The questions that voters, observers, and international partners should be asking:
- Is Yelena Ayvazyan still at the CEC? If yes, will the same single-person data pipeline be used for the 2026 election?
- Has the CEC implemented separation of duties? Will multiple independent staff members create, verify, and publish election data -- or will one person still control the pipeline?
- Will the CEC strip metadata before publication? Now that this analysis is public, will the CEC simply remove metadata from future files -- eliminating transparency rather than fixing the underlying problem?
- Will international observers audit the data pipeline? OSCE election observation missions typically focus on polling day. They rarely examine how digital election data is created, edited, and published at the CEC headquarters. This investigation shows that is where the real vulnerability lies.

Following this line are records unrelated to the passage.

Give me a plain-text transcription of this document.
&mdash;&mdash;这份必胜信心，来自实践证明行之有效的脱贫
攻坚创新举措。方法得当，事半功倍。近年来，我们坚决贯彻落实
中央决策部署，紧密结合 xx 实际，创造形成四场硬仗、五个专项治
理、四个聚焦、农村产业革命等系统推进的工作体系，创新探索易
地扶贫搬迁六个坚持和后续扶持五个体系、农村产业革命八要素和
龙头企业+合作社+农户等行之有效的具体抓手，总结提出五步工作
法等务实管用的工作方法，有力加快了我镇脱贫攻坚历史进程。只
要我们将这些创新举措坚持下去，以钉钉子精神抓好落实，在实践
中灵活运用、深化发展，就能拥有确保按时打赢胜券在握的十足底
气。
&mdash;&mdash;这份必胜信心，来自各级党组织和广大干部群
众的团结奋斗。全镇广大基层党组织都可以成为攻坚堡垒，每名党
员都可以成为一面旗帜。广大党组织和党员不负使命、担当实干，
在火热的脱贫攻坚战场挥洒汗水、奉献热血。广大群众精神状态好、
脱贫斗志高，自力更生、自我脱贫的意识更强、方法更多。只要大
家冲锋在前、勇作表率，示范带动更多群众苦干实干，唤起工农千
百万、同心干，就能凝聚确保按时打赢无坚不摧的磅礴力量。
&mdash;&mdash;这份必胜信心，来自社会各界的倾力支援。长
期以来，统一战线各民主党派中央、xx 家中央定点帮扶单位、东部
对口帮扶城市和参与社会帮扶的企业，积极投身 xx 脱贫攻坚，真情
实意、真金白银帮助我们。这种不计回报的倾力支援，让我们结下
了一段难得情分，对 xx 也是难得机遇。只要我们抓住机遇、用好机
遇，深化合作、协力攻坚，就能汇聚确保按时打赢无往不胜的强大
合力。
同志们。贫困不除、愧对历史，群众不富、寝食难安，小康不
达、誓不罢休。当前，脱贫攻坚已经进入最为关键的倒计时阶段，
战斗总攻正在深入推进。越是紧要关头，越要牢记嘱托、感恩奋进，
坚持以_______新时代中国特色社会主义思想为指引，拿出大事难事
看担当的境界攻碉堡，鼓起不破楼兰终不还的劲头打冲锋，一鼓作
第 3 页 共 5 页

The 2026 election will be administered by the same institution, using the same infrastructure, with no announced reforms to data handling. Unless the CEC publicly demonstrates that it has implemented separation of duties and independent verification, voters have no reason to believe the same structural failures documented here will not repeat.
10. Methodology
This investigation is based on the following steps:
- File recovery: 821 files were recovered from elections.am using the Wayback Machine (web.archive.org). These include Excel spreadsheets (.xls, .xlsx), Word documents (.doc, .docx), and PDFs published by the CEC across multiple election cycles from 2012 to 2021.
- Metadata extraction: Standard forensic tools were used to extract embedded metadata from each file, including Author, Creator, LastModifiedBy, Company, and computer name fields.
- Attribution analysis: Metadata values were grouped by likely individual (accounting for name variants such as "Yelena Ayvazyan," "Ayvazyan Yelena," "Yelena," and "yelenaa") and counted.
- Cross-referencing: The Company field ("CEC") and computer name field ("SHTAB4") were used to confirm institutional origin.
No files were altered during analysis. The metadata extraction process is read-only and does not modify the original files. Any person with the same set of files and a metadata extraction tool can reproduce these results.